На том конце молчали. Ничем не разбавленная тишина — пугающая штука.
— Алло? — я повторил громче. Я не собирался списывать это на ошибочный вызов.
И, как оказалось, не напрасно.
— Мистер Каллен… — дрожащий голосок и тихий. Уже знакомый мне, уже услышанный там, среди желтых стен и бумажных солнышек. Она.
— Белла, это я, — подтверждаю, крепче прижимая телефон к уху, — все хорошо?
Всхлип. Неприглядный, явно желаемый быть скрытым, но всхлип. Неожиданный.
— Нет…
— Ты дома? Куда мне приехать? — я мгновенно выключаю телевизор, порадовавшись тому, что не успел открыть пиво, пристроенное в ведре со льдом рядом. Забираю ключи от машины со стенда.
— Да…
— Хорошо. Я буду через десять минут.
Она бормочет что-то нечленораздельное и отключается. Это здорово подгоняет меня. Прямо-таки придает заряд сил.
С оглушительным визгом шин выезжая с парковки, я на предельной скорости еду по городу, что есть мочи надеясь, что успею.
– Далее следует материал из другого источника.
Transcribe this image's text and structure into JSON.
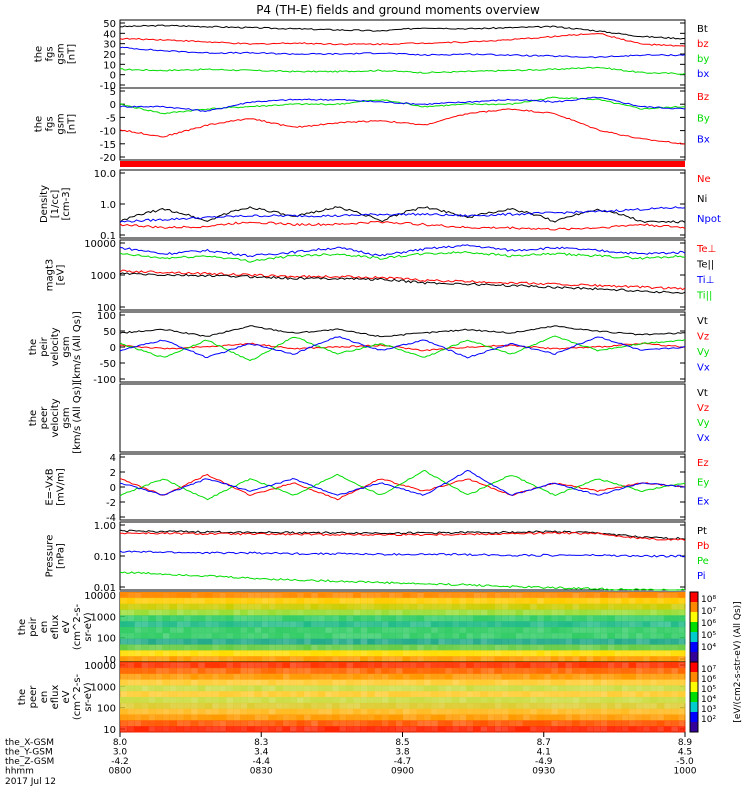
{
  "title": "P4 (TH-E) fields and ground moments overview",
  "colors": {
    "black": "#000000",
    "red": "#ff0000",
    "green": "#00dd00",
    "blue": "#0000ff"
  },
  "chart_data": [
    {
      "panel": "fgs",
      "type": "line",
      "ylabel": [
        "the",
        "fgs",
        "gsm",
        "[nT]"
      ],
      "yticks": [
        "50",
        "40",
        "30",
        "20",
        "10",
        "0",
        "-10"
      ],
      "ylim": [
        -10,
        52
      ],
      "series": [
        {
          "name": "Bt",
          "color": "black",
          "values": [
            46,
            47,
            46,
            45,
            44,
            43,
            42,
            45,
            44,
            45,
            46,
            42,
            37,
            35
          ]
        },
        {
          "name": "bz",
          "color": "red",
          "values": [
            35,
            34,
            32,
            30,
            31,
            30,
            30,
            31,
            32,
            34,
            37,
            40,
            30,
            28
          ]
        },
        {
          "name": "by",
          "color": "green",
          "values": [
            7,
            6,
            7,
            6,
            5,
            5,
            6,
            4,
            5,
            6,
            7,
            9,
            4,
            3
          ]
        },
        {
          "name": "bx",
          "color": "blue",
          "values": [
            27,
            24,
            22,
            22,
            21,
            21,
            22,
            20,
            21,
            20,
            19,
            18,
            20,
            20
          ]
        }
      ]
    },
    {
      "panel": "fgs_gsm",
      "type": "line",
      "ylabel": [
        "the",
        "fgs",
        "gsm",
        "[nT]"
      ],
      "yticks": [
        "5",
        "0",
        "-5",
        "-10",
        "-15",
        "-20"
      ],
      "ylim": [
        -23,
        8
      ],
      "series": [
        {
          "name": "Bz",
          "color": "red",
          "values": [
            -10,
            -13,
            -8,
            -5,
            -9,
            -7,
            -6,
            -8,
            -3,
            -1,
            -3,
            -10,
            -14,
            -16
          ]
        },
        {
          "name": "By",
          "color": "green",
          "values": [
            1,
            -3,
            -1,
            0,
            1,
            1,
            3,
            0,
            1,
            1,
            4,
            3,
            -1,
            0
          ]
        },
        {
          "name": "Bx",
          "color": "blue",
          "values": [
            0,
            0,
            -2,
            2,
            3,
            3,
            2,
            1,
            2,
            3,
            2,
            4,
            0,
            -1
          ]
        }
      ]
    },
    {
      "panel": "density",
      "type": "line",
      "log": true,
      "ylabel": [
        "Density",
        "[1/cc]",
        "[cm-3]"
      ],
      "yticks": [
        "10.0",
        "1.0",
        "0.1"
      ],
      "ylim": [
        0.1,
        10
      ],
      "series": [
        {
          "name": "Ne",
          "color": "red",
          "values": [
            0.25,
            0.2,
            0.22,
            0.3,
            0.25,
            0.25,
            0.3,
            0.25,
            0.2,
            0.2,
            0.18,
            0.2,
            0.25,
            0.2
          ]
        },
        {
          "name": "Ni",
          "color": "black",
          "values": [
            0.3,
            0.7,
            0.3,
            0.8,
            0.4,
            0.8,
            0.3,
            0.8,
            0.4,
            0.7,
            0.3,
            0.7,
            0.3,
            0.3
          ]
        },
        {
          "name": "Npot",
          "color": "blue",
          "values": [
            0.3,
            0.35,
            0.4,
            0.45,
            0.45,
            0.45,
            0.5,
            0.5,
            0.45,
            0.5,
            0.55,
            0.6,
            0.7,
            0.8
          ]
        }
      ]
    },
    {
      "panel": "temp",
      "type": "line",
      "log": true,
      "ylabel": [
        "magt3",
        "[eV]"
      ],
      "yticks": [
        "10000",
        "1000",
        "100"
      ],
      "ylim": [
        100,
        10000
      ],
      "series": [
        {
          "name": "Te⊥",
          "color": "red",
          "values": [
            1300,
            1200,
            1100,
            1000,
            900,
            900,
            850,
            700,
            650,
            600,
            550,
            500,
            450,
            400
          ]
        },
        {
          "name": "Te||",
          "color": "black",
          "values": [
            1100,
            1000,
            950,
            900,
            800,
            800,
            750,
            600,
            550,
            500,
            450,
            400,
            350,
            300
          ]
        },
        {
          "name": "Ti⊥",
          "color": "blue",
          "values": [
            6000,
            4000,
            5000,
            3500,
            4500,
            6000,
            3500,
            5500,
            7000,
            5000,
            6000,
            5000,
            4000,
            4500
          ]
        },
        {
          "name": "Ti||",
          "color": "green",
          "values": [
            4000,
            3000,
            3500,
            2500,
            3500,
            4000,
            3000,
            4000,
            4500,
            3500,
            4000,
            3500,
            3000,
            3500
          ]
        }
      ]
    },
    {
      "panel": "peir_velocity",
      "type": "line",
      "ylabel": [
        "the",
        "peir",
        "velocity",
        "gsm",
        "[km/s (All Qs)]"
      ],
      "yticks": [
        "100",
        "50",
        "0",
        "-50",
        "-100"
      ],
      "ylim": [
        -100,
        100
      ],
      "series": [
        {
          "name": "Vt",
          "color": "black",
          "values": [
            40,
            50,
            30,
            60,
            40,
            50,
            30,
            40,
            50,
            40,
            60,
            45,
            35,
            40
          ]
        },
        {
          "name": "Vz",
          "color": "red",
          "values": [
            5,
            -5,
            0,
            10,
            -5,
            0,
            5,
            -10,
            0,
            5,
            -5,
            0,
            10,
            0
          ]
        },
        {
          "name": "Vy",
          "color": "green",
          "values": [
            10,
            -30,
            20,
            -40,
            30,
            -20,
            10,
            -30,
            20,
            -20,
            30,
            -10,
            10,
            20
          ]
        },
        {
          "name": "Vx",
          "color": "blue",
          "values": [
            -10,
            20,
            -30,
            10,
            -20,
            30,
            -10,
            20,
            -30,
            10,
            -20,
            30,
            -10,
            0
          ]
        }
      ]
    },
    {
      "panel": "peer_velocity",
      "type": "line",
      "ylabel": [
        "the",
        "peer",
        "velocity",
        "gsm",
        "[km/s (All Qs)]"
      ],
      "yticks": [],
      "series": [
        {
          "name": "Vt",
          "color": "black",
          "values": []
        },
        {
          "name": "Vz",
          "color": "red",
          "values": []
        },
        {
          "name": "Vy",
          "color": "green",
          "values": []
        },
        {
          "name": "Vx",
          "color": "blue",
          "values": []
        }
      ]
    },
    {
      "panel": "efield",
      "type": "line",
      "ylabel": [
        "E=-VxB",
        "[mV/m]"
      ],
      "yticks": [
        "4",
        "2",
        "0",
        "-2",
        "-4"
      ],
      "ylim": [
        -4,
        4
      ],
      "series": [
        {
          "name": "Ez",
          "color": "red",
          "values": [
            1,
            -1,
            1.5,
            -1,
            0.5,
            -1.5,
            1,
            -0.5,
            1,
            -1,
            0.5,
            -0.5,
            0.5,
            0
          ]
        },
        {
          "name": "Ey",
          "color": "green",
          "values": [
            -1,
            1,
            -1.5,
            1,
            -1,
            1.5,
            -1,
            2,
            -1,
            1.5,
            -1,
            1,
            -0.5,
            0.5
          ]
        },
        {
          "name": "Ex",
          "color": "blue",
          "values": [
            0.5,
            -1,
            1,
            -0.5,
            1,
            -1,
            0.5,
            -1,
            2,
            -1,
            0.5,
            -1,
            0.5,
            0
          ]
        }
      ]
    },
    {
      "panel": "pressure",
      "type": "line",
      "log": true,
      "ylabel": [
        "Pressure",
        "[nPa]"
      ],
      "yticks": [
        "1.00",
        "0.10",
        "0.01"
      ],
      "ylim": [
        0.01,
        2
      ],
      "series": [
        {
          "name": "Pt",
          "color": "black",
          "values": [
            1.0,
            0.95,
            0.92,
            0.9,
            0.88,
            0.86,
            0.85,
            0.86,
            0.88,
            0.9,
            0.95,
            0.85,
            0.6,
            0.55
          ]
        },
        {
          "name": "Pb",
          "color": "red",
          "values": [
            0.85,
            0.82,
            0.8,
            0.78,
            0.76,
            0.75,
            0.74,
            0.75,
            0.77,
            0.8,
            0.85,
            0.8,
            0.55,
            0.5
          ]
        },
        {
          "name": "Pe",
          "color": "green",
          "values": [
            0.04,
            0.035,
            0.03,
            0.025,
            0.022,
            0.02,
            0.018,
            0.016,
            0.015,
            0.013,
            0.012,
            0.011,
            0.01,
            0.01
          ]
        },
        {
          "name": "Pi",
          "color": "blue",
          "values": [
            0.2,
            0.19,
            0.18,
            0.18,
            0.17,
            0.17,
            0.16,
            0.16,
            0.16,
            0.15,
            0.15,
            0.15,
            0.14,
            0.14
          ]
        }
      ]
    },
    {
      "panel": "peir_eflux",
      "type": "heatmap",
      "ylabel": [
        "the",
        "peir",
        "en",
        "eflux",
        "eV",
        "(cm^2-s-",
        "sr-eV)"
      ],
      "yticks": [
        "10000",
        "1000",
        "100",
        "10"
      ]
    },
    {
      "panel": "peer_eflux",
      "type": "heatmap",
      "ylabel": [
        "the",
        "peer",
        "en",
        "eflux",
        "eV",
        "(cm^2-s-",
        "sr-eV)"
      ],
      "yticks": [
        "10000",
        "1000",
        "100",
        "10"
      ]
    }
  ],
  "colorbar": {
    "label": "[eV/(cm2-s-str-eV) (All Qs)]",
    "top_ticks": [
      "10⁸",
      "10⁷",
      "10⁶",
      "10⁵",
      "10⁴"
    ],
    "bottom_ticks": [
      "10⁷",
      "10⁶",
      "10⁵",
      "10⁴",
      "10³",
      "10²"
    ]
  },
  "xaxis": {
    "row_labels": [
      "the_X-GSM",
      "the_Y-GSM",
      "the_Z-GSM",
      "hhmm"
    ],
    "date": "2017 Jul 12",
    "ticks": [
      {
        "values": [
          "8.0",
          "3.0",
          "-4.2",
          "0800"
        ]
      },
      {
        "values": [
          "8.3",
          "3.4",
          "-4.4",
          "0830"
        ]
      },
      {
        "values": [
          "8.5",
          "3.8",
          "-4.7",
          "0900"
        ]
      },
      {
        "values": [
          "8.7",
          "4.1",
          "-4.9",
          "0930"
        ]
      },
      {
        "values": [
          "8.9",
          "4.5",
          "-5.0",
          "1000"
        ]
      }
    ]
  }
}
Я не знаю, что произошло, и не знаю, смогу ли помочь на месте. Может быть, лучше сразу вызвать скорую? Или не нужно?
Черт…
Я выжимаю из педали газа все, что в ней есть. Пусть полиция пришлет штраф — как-нибудь переживу.
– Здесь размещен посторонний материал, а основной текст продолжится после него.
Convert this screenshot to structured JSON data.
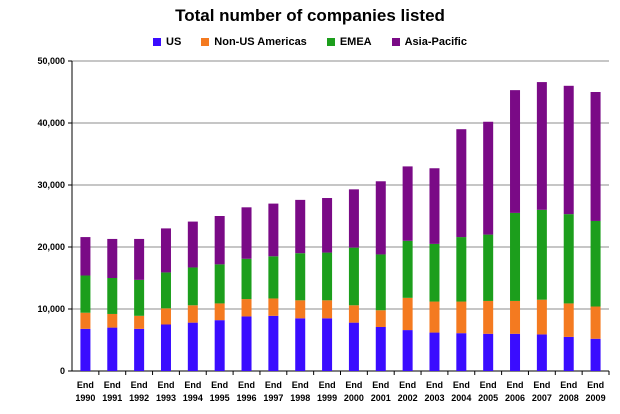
{
  "chart_data": {
    "type": "bar",
    "stacked": true,
    "title": "Total number of companies listed",
    "xlabel": "",
    "ylabel": "",
    "ylim": [
      0,
      50000
    ],
    "yticks": [
      0,
      10000,
      20000,
      30000,
      40000,
      50000
    ],
    "ytick_labels": [
      "0",
      "10,000",
      "20,000",
      "30,000",
      "40,000",
      "50,000"
    ],
    "grid": true,
    "legend_position": "top",
    "categories": [
      {
        "line1": "End",
        "line2": "1990"
      },
      {
        "line1": "End",
        "line2": "1991"
      },
      {
        "line1": "End",
        "line2": "1992"
      },
      {
        "line1": "End",
        "line2": "1993"
      },
      {
        "line1": "End",
        "line2": "1994"
      },
      {
        "line1": "End",
        "line2": "1995"
      },
      {
        "line1": "End",
        "line2": "1996"
      },
      {
        "line1": "End",
        "line2": "1997"
      },
      {
        "line1": "End",
        "line2": "1998"
      },
      {
        "line1": "End",
        "line2": "1999"
      },
      {
        "line1": "End",
        "line2": "2000"
      },
      {
        "line1": "End",
        "line2": "2001"
      },
      {
        "line1": "End",
        "line2": "2002"
      },
      {
        "line1": "End",
        "line2": "2003"
      },
      {
        "line1": "End",
        "line2": "2004"
      },
      {
        "line1": "End",
        "line2": "2005"
      },
      {
        "line1": "End",
        "line2": "2006"
      },
      {
        "line1": "End",
        "line2": "2007"
      },
      {
        "line1": "End",
        "line2": "2008"
      },
      {
        "line1": "End",
        "line2": "2009"
      }
    ],
    "series": [
      {
        "name": "US",
        "color": "#3a0cff",
        "values": [
          6800,
          7000,
          6800,
          7500,
          7800,
          8200,
          8800,
          8900,
          8500,
          8500,
          7800,
          7100,
          6600,
          6200,
          6100,
          6000,
          6000,
          5900,
          5500,
          5200
        ]
      },
      {
        "name": "Non-US Americas",
        "color": "#f47a20",
        "values": [
          2600,
          2200,
          2100,
          2600,
          2800,
          2700,
          2800,
          2800,
          2900,
          2900,
          2800,
          2700,
          5200,
          5000,
          5100,
          5300,
          5300,
          5600,
          5400,
          5200
        ]
      },
      {
        "name": "EMEA",
        "color": "#1c9e1c",
        "values": [
          6000,
          5800,
          5800,
          5800,
          6100,
          6300,
          6500,
          6800,
          7600,
          7700,
          9300,
          9000,
          9200,
          9300,
          10400,
          10700,
          14200,
          14500,
          14400,
          13800
        ]
      },
      {
        "name": "Asia-Pacific",
        "color": "#7a0a86",
        "values": [
          6200,
          6300,
          6600,
          7100,
          7400,
          7800,
          8300,
          8500,
          8600,
          8800,
          9400,
          11800,
          12000,
          12200,
          17400,
          18200,
          19800,
          20600,
          20700,
          20800
        ]
      }
    ]
  }
}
Вот и дом. Все. Спокойно. Все…
— Белла, — повторно набрав номер, я стою возле двери, с ненавистью глядя на мигающие подсветкой цифры, — какой код?
— 9698… восемнадцатая квартира…
Внутри подъезда сыро и темно. Здесь пахнет мусором. Подсвечиваются этажи через один — на поиски лифта я не трачу времени. Тринадцать, пятнадцать… шестой этаж?
Я собираюсь нажать на звонок, пристроенный возле нужной мне коричневой двери, но она оказывается открыта. С лестничной клетки, где темно, я попадаю в освещенную маленькую прихожую. И почти сразу же вижу Беллу, замершую возле вешалки слева.
Она плакала и плакала долго. Лицо покрасневшее, вспухшее, губы дрожат. На ней синий джинсовый комбинезон и светло-зеленая майка. На ногах — босоножки с треугольной застежкой.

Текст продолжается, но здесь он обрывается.